Did Moira really fall from her chair, was she pushed, overbalanced? Was it the pain, her lack of awareness, disorientation?
Without the blood test, without hospitalisation and medicine, Moira would get back to her chair in the nursing home, drink a cup of Early Grey and doze-off before dinner. In another world, the ambulance transports her to the hospital, disorientating lights and movement at the speed of hospital porter lead her though phlebotomy, radiology, ward A, B and C.
The woman at the end of this, a shadow memory of the tea sipped from china cup, in bed, cot-sides, hospital PJ’s and doctors standing round.
It is high, but not that high.
She has dementia – the cardiologists will manage medically (aka not use their fancy equipment to further diagnose or treat).
Her urine, it smells bad.
But, the troponin.
Not significant, says the chief, probably from the fall, the trauma, the fever.
But, it is highly sensitive.
The last voice ignored, the team walk-on, Trimethoprim is prescribed, and the ward round moves to the next bay; things happen.
Moira if she is lucky, is back in the care home later that day, if not, she enters the hospital pathway – think the East Australian Current (EAC) in Finding Nemo – the one loved by smiling turtles. And, she is off, around, here there, catch her if you can. The troponin lurking in the background. Hidden like a slug, sheltering beneath moss-covered plant-pot.
The point of this blog?
Well, not hopefully to scare, to reflect incompetence or variation in practice, more to highlight the complexities of the situation. The imprecision with which we have to tread when navigating the ins and outs of health and disease.

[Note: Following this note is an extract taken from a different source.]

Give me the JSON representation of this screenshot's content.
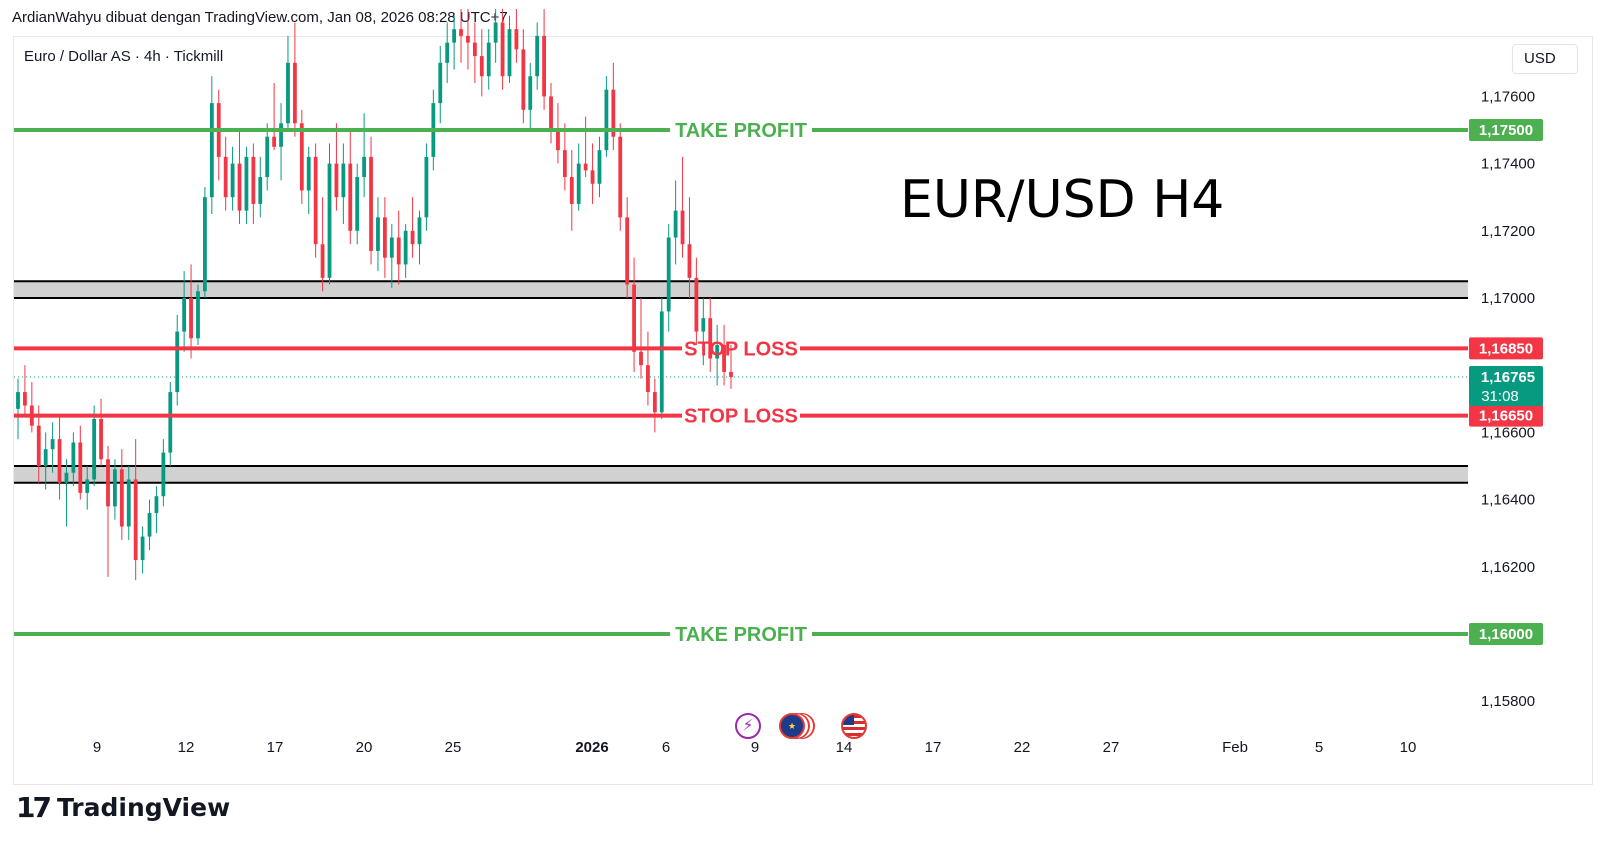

Sure, they have disease, but, is that disease relevant? Does it affect the length of the individual’s life? The quality?
Life-changing decisions are made daily in hospitals and GP surgeries.
The substrate is often uncertain, shape-shifting; Evidence is held-up as the panacea. The reality is different, the actuality is grey, grey, grey. Blotches of mist and fog.
It could be the heart, the lungs, too much or too little fluid, fever, infection, inflammation… troponinitis, troponiopathy, 21st Century.